The Connected Collected Stylings of Lifetime Club Members Oliver Cassidy, Victor Lembrey, Robert McEvily, Kid Nougat, Maven Quibble, and Director of Publicity Ivy Dillinger

20040827

Killer Chinese

Fiction in Four Parts by Robert McEvily

1



It looked like a Volkswagen Beetle had crashed through the back wall of the gallery. The damage was convincing. Perfect amounts of crushed brick and plaster. It looked like a dog had driven the car, obviously lost control, and been ejected through the windshield. The dog was bloodied, flattened; speared from head to tail with shards of glass. The artist responsible was a restaurant owner named Mark Wang. His work was called White Dogs + White Russians = A Big Red Mess. It was the most controversial piece in the exhibit.

"Wow," said a nanny, ignoring a whining brat in a stroller.

"It’s repulsive," said a man.

"What’s it mean?" asked a woman.

"I guess it’s some kind of anti-drunk driving thing," said a kid with a goatee.

"Or a joke," said Uma Thurman.

"Hey, you’re Uma Thurman," said the kid.

He stared; she walked away.

2



Meanwhile, uptown, private detective John Riordan was breaking into Wang’s apartment. Wang wasn’t there. The apartment was filled with Wang’s paintings, new and old. Wang’s lover, a stockbroker named Randall Monk, arrived a minute later. Monk wanted to know what the hell was going on.

"I’ll ask the questions," said Riordan.

"Is Mark gone?"

"Where would he be if he was?"

Monk scratched the corner of his mouth. He told the detective he hadn’t the slightest idea. "Although I remember seeing his passport at his office," he said. "And there’s this." He gestured to a phone number on a stained napkin.

"His restaurant," said Riordan, "what’s it called?"

"Killer Chinese," said Monk. "God, are you that out of it?"

The detective left.

3



Killer Chinese was formerly called "Wang’s Noodles." The place was renamed and officially fixed on the Map of Hip when Jimmy Fallon remarked to Julie Chen that "the joint" had some "killer Chinese." Overnight, literally, Wang, whose ambitions were artistic rather than culinary, was sitting on a gold mine, and hobnobbing with celebrity regulars like Fallon, Uma Thurman, Dave Chappelle, Britney Spears, and Mayor Bloomberg. A bevy of artists and wealthy entrepreneurs immediately befriended Wang and bankrolled his every whim. The Wall Street Journal called Killer Chinese "a safer and more profitable investment than Harbor Mid Cap Growth Funds." The Zagat Survey mentioned it’s "impossible to get a seat" but "always worth the wait." It continued, "The liver dumplings are incredible." It wondered about Wang’s "secret ingredient."

4



Wang was paying for his dry cleaning when Riordan crept up from behind.

"You forgot your cane, dogkiller."

Wang froze, then turned.

"What’d you call me?"

"Got your prints from your apartment elevator," said Riordan. "They match the prints on the cane. The cane you brain your dogs with."

A pause.

"Is that so?"

"That’s so, yes."

Another pause.

"What do you want? Money?"

"A confession."

Wang laughed – a short, derisive bark. "I think not," he said. He reached inside his double-breasted suit and removed a .22 caliber pistol. He shot Riordan in the forehead.

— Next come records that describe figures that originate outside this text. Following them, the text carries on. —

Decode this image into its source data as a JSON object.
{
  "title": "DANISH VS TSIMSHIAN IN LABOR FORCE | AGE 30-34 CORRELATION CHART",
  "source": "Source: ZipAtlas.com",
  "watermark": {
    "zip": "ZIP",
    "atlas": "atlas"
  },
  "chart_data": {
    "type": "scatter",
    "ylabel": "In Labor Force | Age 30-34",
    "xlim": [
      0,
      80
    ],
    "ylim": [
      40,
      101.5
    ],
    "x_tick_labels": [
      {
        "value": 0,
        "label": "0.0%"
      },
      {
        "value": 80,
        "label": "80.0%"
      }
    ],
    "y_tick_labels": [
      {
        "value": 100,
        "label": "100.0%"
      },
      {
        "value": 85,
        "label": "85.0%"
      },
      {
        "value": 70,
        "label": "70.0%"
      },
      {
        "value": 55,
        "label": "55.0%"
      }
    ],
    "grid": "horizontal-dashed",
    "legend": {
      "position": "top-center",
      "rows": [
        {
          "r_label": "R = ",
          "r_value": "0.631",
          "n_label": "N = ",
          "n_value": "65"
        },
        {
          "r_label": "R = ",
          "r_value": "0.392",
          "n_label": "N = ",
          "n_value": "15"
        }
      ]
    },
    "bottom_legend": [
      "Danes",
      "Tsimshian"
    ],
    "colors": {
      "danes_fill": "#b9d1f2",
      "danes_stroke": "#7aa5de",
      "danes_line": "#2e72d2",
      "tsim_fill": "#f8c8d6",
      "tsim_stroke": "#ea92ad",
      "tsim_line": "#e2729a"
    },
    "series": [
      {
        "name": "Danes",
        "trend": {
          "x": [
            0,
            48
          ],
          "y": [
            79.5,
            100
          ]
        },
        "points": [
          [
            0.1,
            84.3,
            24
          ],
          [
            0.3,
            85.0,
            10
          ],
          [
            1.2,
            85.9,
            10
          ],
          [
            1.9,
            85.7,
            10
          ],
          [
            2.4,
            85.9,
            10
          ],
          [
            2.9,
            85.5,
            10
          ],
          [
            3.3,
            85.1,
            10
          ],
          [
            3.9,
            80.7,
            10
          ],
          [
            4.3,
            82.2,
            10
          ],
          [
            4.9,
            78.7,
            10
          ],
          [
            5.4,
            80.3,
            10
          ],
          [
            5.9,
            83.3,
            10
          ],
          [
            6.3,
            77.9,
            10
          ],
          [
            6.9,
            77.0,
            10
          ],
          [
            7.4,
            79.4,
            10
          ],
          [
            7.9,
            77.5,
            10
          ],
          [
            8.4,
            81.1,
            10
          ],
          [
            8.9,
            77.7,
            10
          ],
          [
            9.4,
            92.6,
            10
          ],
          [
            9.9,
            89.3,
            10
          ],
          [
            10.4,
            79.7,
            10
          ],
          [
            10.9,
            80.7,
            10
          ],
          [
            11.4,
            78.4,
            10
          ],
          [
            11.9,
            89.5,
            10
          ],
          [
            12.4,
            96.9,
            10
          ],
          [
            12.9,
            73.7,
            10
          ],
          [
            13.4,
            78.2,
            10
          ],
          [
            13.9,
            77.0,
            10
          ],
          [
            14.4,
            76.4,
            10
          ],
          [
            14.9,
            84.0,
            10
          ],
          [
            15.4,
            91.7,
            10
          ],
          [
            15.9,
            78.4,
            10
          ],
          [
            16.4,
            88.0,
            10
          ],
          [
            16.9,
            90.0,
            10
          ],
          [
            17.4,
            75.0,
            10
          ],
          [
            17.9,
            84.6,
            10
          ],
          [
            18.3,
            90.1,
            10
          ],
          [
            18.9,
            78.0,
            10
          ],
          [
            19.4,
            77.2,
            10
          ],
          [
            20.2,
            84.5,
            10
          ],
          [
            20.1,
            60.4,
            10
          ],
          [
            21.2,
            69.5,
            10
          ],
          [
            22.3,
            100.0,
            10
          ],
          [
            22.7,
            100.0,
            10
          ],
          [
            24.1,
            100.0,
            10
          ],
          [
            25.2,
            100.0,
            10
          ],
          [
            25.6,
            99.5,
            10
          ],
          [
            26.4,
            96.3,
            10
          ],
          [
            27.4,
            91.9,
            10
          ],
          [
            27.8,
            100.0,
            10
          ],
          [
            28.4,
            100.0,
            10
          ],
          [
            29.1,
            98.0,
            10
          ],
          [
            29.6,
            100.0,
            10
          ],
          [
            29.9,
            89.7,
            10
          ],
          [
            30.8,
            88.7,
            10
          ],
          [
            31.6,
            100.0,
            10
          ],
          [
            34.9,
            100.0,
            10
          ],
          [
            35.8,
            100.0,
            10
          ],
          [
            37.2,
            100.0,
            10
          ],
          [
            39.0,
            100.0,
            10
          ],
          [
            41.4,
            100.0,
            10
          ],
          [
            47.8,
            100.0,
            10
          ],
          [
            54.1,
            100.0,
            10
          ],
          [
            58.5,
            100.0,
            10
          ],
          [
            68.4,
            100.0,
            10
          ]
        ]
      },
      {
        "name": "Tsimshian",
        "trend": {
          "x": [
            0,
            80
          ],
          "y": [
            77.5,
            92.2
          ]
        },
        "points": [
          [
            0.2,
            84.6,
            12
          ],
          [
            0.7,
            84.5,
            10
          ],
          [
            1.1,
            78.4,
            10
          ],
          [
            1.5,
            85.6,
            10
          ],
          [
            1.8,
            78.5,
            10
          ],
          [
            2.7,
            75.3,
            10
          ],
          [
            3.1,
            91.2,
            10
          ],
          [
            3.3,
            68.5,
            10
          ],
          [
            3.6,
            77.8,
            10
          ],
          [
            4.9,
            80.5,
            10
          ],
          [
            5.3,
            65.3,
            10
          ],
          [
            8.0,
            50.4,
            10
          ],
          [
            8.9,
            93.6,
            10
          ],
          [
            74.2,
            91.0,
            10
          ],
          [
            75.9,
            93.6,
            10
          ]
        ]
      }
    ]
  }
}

"Jesus Christ!" said the dry cleaner.

Wang handed the dry cleaner four hundred dollars.

"Dog-eat-dog world," he said.

He winked and left.

2 Comments:

Blogger Jason said...

intense!

love,
jason mulgrew
internet quasi-celebrity

9:50 AM

 
Blogger Ivy Dillinger said...

Hi Jason,

I'll pass your comment on to Robert. Thanks!